# Harmonic analysis - A little assistance is needed



## ProudSquire (Nov 30, 2011)

*Harmonic analysis - Issue Resolved*

*Edit:*

The problem is solved. Thank you everyone for your input, it's greatly appreciated.

TPS


----------



## Richannes Wrahms (Jan 6, 2014)

This is a dangerous place to post this, PetrB may kill your instructor.


----------



## ProudSquire (Nov 30, 2011)

Richannes Wrahms said:


> This is a dangerous place to post this, PetrB may kill your instructor.


That might spare his future pupils a little bit of misery, which is a good thing! But of course, killing is not a permissible act.


----------



## brianvds (May 1, 2013)

Well, all I can say is welcome to the club: I have never been able to make head or tails of harmonic analysis either, not in many years of repeatedly tackling the subject.


----------



## GGluek (Dec 11, 2011)

This is the sort of thing that gives musicology a bad name.


----------



## senza sordino (Oct 20, 2013)

Analysis is something I've never studied. I can do it slowly, maybe. Give me a few weeks, though I bet you don't have that much time.

However, on my first look I did notice that you do not always label your E's as Eb. You did this with Bb as well. The Roman numeral is probably correct but you know it's a Bb or Eb, but you didn't always write in the "flat" That was confusing for me.


----------



## ProudSquire (Nov 30, 2011)

senza sordino said:


> Analysis is something I've never studied. I can do it slowly, maybe. Give me a few weeks, though I bet you have that much time.
> 
> However, on my first look I did notice that you do not always label your E's as Eb. You did this with Bb as well. The Roman numeral is probably correct but you know it's a Bb or Eb, but you didn't always write in the "flat"

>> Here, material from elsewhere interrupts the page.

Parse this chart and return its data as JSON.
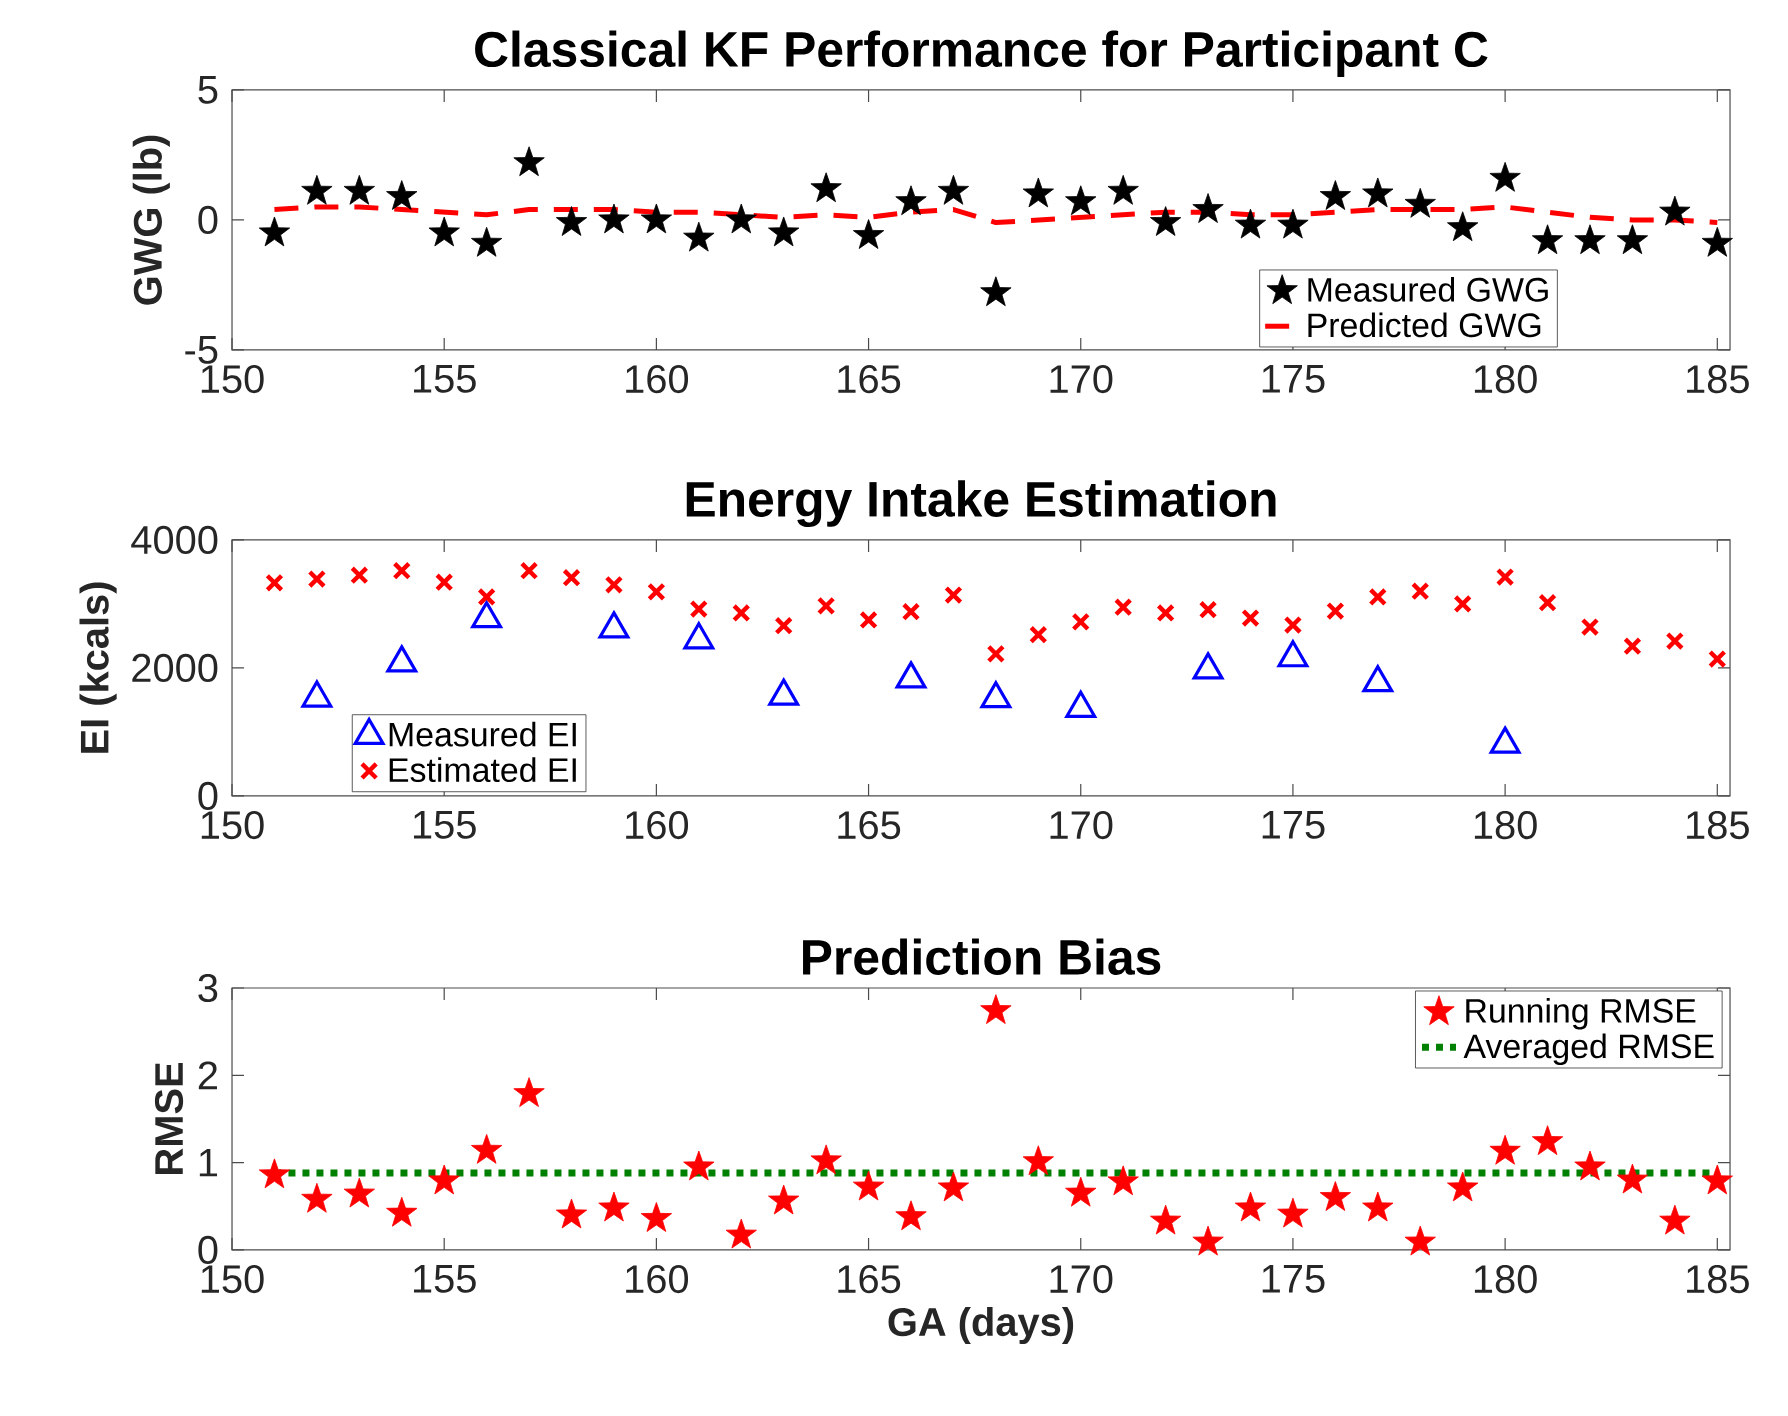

That's very true. I originally wanted to write in the flats, but I was a bit uncertain. I did go ahead and write in a few, but I'm glad that it's all cleared up now. I've pretty much completed everything, I just need to write in the flats and label the cadences.
Thank you so much, Sordino for pointing that out for me, I really appreciate it.


----------



## ProudSquire (Nov 30, 2011)

GGluek said:


> This is the sort of thing that gives musicology a bad name.


Anything else that you'd like to add? If not, then, thank you kindly for your input. :}


----------